Prime Minister Narendra Modi’s government has taken several steps, including cutting corporate tax in September, to boost investments and bolster economic growth.
Economists in a Reuters poll predicted the Reserve Bank of India would cut its repo rate INREPO=ECI for the sixth time in a row, by 25 basis points, to 4.90 percent at its Dec. 3-5 meeting.
“Agrarian distress and dismal income growth so far, coupled with subdued income growth expectation in urban areas, have weakened consumption demand considerably,” said Devindra Pant, chief economist at Fitch arm India Ratings & Research.
“Even the festive demand has failed to revive it,” he said, citing data on non-food credit, auto sales and select fast moving consumer goods.
On Wednesday, in a heated parliamentary debate on the economic slowdown affecting jobs, opposition parties said million of people had lost their jobs and the country faced a “economic emergency”.
In her reply, Finance Minister Nirmala Sitharaman said the economy faced a slowdown but no “recession” and cited several government measures to support economic growth.
On Thursday, she sought parliament’s approval to spend $2.7 billion in addition to a budgeted 27.86 trillion rupees ($388 billion) in the 2019/20 fiscal year.
Economists said with persistently tight domestic credit and weak corporate profits, India’s recovery could be delayed and the pick-up would remain below potential.

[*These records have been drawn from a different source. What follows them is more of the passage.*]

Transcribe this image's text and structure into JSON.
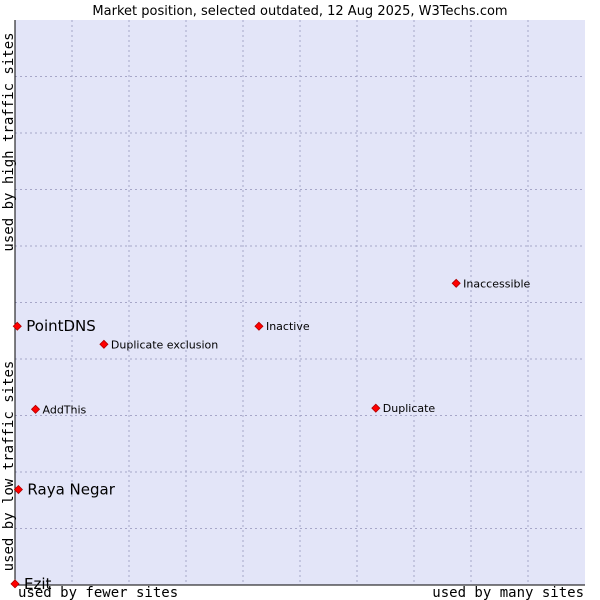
{
  "chart_data": {
    "type": "scatter",
    "title": "Market position, selected outdated, 12 Aug 2025, W3Techs.com",
    "xlabel_left": "used by fewer sites",
    "xlabel_right": "used by many sites",
    "ylabel_low": "used by low traffic sites",
    "ylabel_high": "used by high traffic sites",
    "xlim": [
      0,
      100
    ],
    "ylim": [
      0,
      100
    ],
    "grid": true,
    "colors": {
      "plot_bg": "#e3e5f8",
      "point": "#ff0000",
      "point_stroke": "#b00000",
      "axis": "#000000"
    },
    "points": [
      {
        "name": "Inaccessible",
        "x": 77.4,
        "y": 53.4,
        "size": "small"
      },
      {
        "name": "PointDNS",
        "x": 0.4,
        "y": 45.8,
        "size": "large"
      },
      {
        "name": "Inactive",
        "x": 42.8,
        "y": 45.8,
        "size": "small"
      },
      {
        "name": "Duplicate exclusion",
        "x": 15.6,
        "y": 42.6,
        "size": "small"
      },
      {
        "name": "AddThis",
        "x": 3.6,
        "y": 31.1,
        "size": "small"
      },
      {
        "name": "Duplicate",
        "x": 63.3,
        "y": 31.3,
        "size": "small"
      },
      {
        "name": "Raya Negar",
        "x": 0.6,
        "y": 16.9,
        "size": "large"
      },
      {
        "name": "Ezit",
        "x": 0.0,
        "y": 0.2,
        "size": "large"
      }
    ]
  }
}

India needs to grow at around 8 percent to create enough jobs for its millions of young people joining the labor force each year.
The unemployment rate in October rose to 8.5 percent, its highest since August 2016, according to the Centre for Monitoring Indian Economy (CMIE), though the government estimates that urban unemployment declined.
Some economists, however, said economic growth could pick up in the second half of the current fiscal year, after the government took steps to support real estate and non-bank finance companies.
“The economic slowdown has bottomed out in the September quarter,” said N.R. Bhanumurthy, an economist at the National Institute of Public Finance and Policy, a Delhi-based government think tank.
“With easing of credit and pick up in festival demand, economic growth is expected to pick up from October onward.”